Ich war schon mehrmals in Amsterdam. Und ja, mir hat es dort gefallen. Aber was ich auf meinen Reisen auch gelernt habe: Die Hauptstadt eines Landes ist der Kopf, das Herz liegt weniger beachtet in einem anderen Teil des Landes. So ist es, meiner Meinung nach, auch im Land von Prinz Willem-Alexander, Robben & Co.!  


Maastricht: Stadtspaziergang mit Highlights und Route


Unweit der Grenze zu Nordrhein-Westfalen liegt Maastricht. Mit gut 122.000 Einwohnern eine überschaubare Stadt, die sofort einen einzigartigen, wohlfühlenden Charme versprüht, dem man sich nicht entziehen kann. Die Stadt erschlägt einen nicht, sondern gibt einem viel mehr das Gefühl, total überschaubar zu sein. Mich persönlich beruhigt so etwas immer.
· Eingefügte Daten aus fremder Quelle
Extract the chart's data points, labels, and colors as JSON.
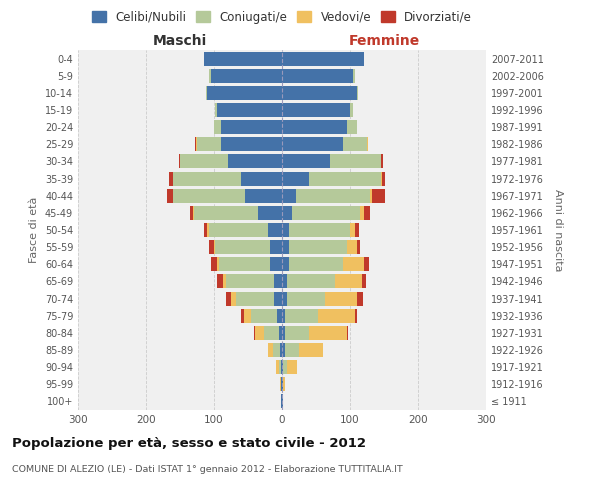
{
  "age_groups": [
    "100+",
    "95-99",
    "90-94",
    "85-89",
    "80-84",
    "75-79",
    "70-74",
    "65-69",
    "60-64",
    "55-59",
    "50-54",
    "45-49",
    "40-44",
    "35-39",
    "30-34",
    "25-29",
    "20-24",
    "15-19",
    "10-14",
    "5-9",
    "0-4"
  ],
  "birth_years": [
    "≤ 1911",
    "1912-1916",
    "1917-1921",
    "1922-1926",
    "1927-1931",
    "1932-1936",
    "1937-1941",
    "1942-1946",
    "1947-1951",
    "1952-1956",
    "1957-1961",
    "1962-1966",
    "1967-1971",
    "1972-1976",
    "1977-1981",
    "1982-1986",
    "1987-1991",
    "1992-1996",
    "1997-2001",
    "2002-2006",
    "2007-2011"
  ],
  "maschi": {
    "celibi": [
      1,
      1,
      2,
      3,
      5,
      8,
      12,
      12,
      18,
      18,
      20,
      35,
      55,
      60,
      80,
      90,
      90,
      95,
      110,
      105,
      115
    ],
    "coniugati": [
      0,
      1,
      3,
      10,
      22,
      38,
      55,
      70,
      75,
      80,
      88,
      95,
      105,
      100,
      70,
      35,
      10,
      3,
      2,
      2,
      0
    ],
    "vedovi": [
      0,
      1,
      4,
      8,
      12,
      10,
      8,
      5,
      3,
      2,
      2,
      1,
      1,
      1,
      0,
      2,
      0,
      0,
      0,
      0,
      0
    ],
    "divorziati": [
      0,
      0,
      0,
      0,
      2,
      5,
      8,
      8,
      8,
      8,
      5,
      5,
      8,
      5,
      2,
      1,
      0,
      0,
      0,
      0,
      0
    ]
  },
  "femmine": {
    "nubili": [
      1,
      1,
      2,
      5,
      5,
      5,
      8,
      8,
      10,
      10,
      10,
      15,
      20,
      40,
      70,
      90,
      95,
      100,
      110,
      105,
      120
    ],
    "coniugate": [
      0,
      1,
      5,
      20,
      35,
      48,
      55,
      70,
      80,
      85,
      90,
      100,
      110,
      105,
      75,
      35,
      15,
      5,
      2,
      2,
      0
    ],
    "vedove": [
      1,
      3,
      15,
      35,
      55,
      55,
      48,
      40,
      30,
      15,
      8,
      5,
      2,
      2,
      1,
      1,
      0,
      0,
      0,
      0,
      0
    ],
    "divorziate": [
      0,
      0,
      0,
      1,
      2,
      3,
      8,
      5,
      8,
      5,
      5,
      10,
      20,
      5,
      3,
      1,
      0,
      0,
      0,
      0,
      0
    ]
  },
  "colors": {
    "celibi": "#4472a8",
    "coniugati": "#b5c99a",
    "vedovi": "#f0c060",
    "divorziati": "#c0392b"
  },
  "legend_labels": [
    "Celibi/Nubili",
    "Coniugati/e",
    "Vedovi/e",
    "Divorziati/e"
  ],
  "title": "Popolazione per età, sesso e stato civile - 2012",
  "subtitle": "COMUNE DI ALEZIO (LE) - Dati ISTAT 1° gennaio 2012 - Elaborazione TUTTITALIA.IT",
  "xlabel_left": "Maschi",
  "xlabel_right": "Femmine",
  "ylabel_left": "Fasce di età",
  "ylabel_right": "Anni di nascita",
  "xlim": 300,
  "fig_bg": "#ffffff",
  "ax_bg": "#f0f0f0",
  "grid_color": "#cccccc"
}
So kann ich ganz entspannt durch die Straßen schlendern und alles auf mich wirken lassen. 

Dies sind meine 9 persönlichen Highlights entlang der Route

  • Rathaus & Marktplatz
  • Buchladen in einer Kirche
  • Vritjhof mit Kirche & Basilika
  • ein Regenbogen-Zebrastreifen
  • Stadtmauer
  • eine alte Mühle
  • Überraschendes in den Kellerräumen des Hotels Derlon 
  • die Brücke Sint Servaasbrug
  • die besten Pommes der Stadt

Rathaus und Marktplatz

Maastricht lässt sich ganz wunderbar zu Fuß erkunden. Wir haben unser Auto in einem Parkhaus zwischen Innenstadt und dem Fluss Maas abgestellt. Pro Stunde zahlt man ca. 3€, maximal 25€ pro Tag, im Q-Park Mosae Forum. Dieses Parkhaus ist super zentral gelegen. Von dort sind es nur wenige Gehminuten bis zum ersten Highlight, dem Stadhuis dem Maastricht (Rathaus). Ein prächtiger, aber dennoch zurückhaltender Bau. Wir waren an einem Samstag dort, auf dem Platz vor dem Rathaus war ein kleiner Flohmarkt und einige Foodtrucks mit typisch niederländischen kulinarischen Angeboten standen auch dort. Es war also ein buntes Treiben rund um das Rathaus.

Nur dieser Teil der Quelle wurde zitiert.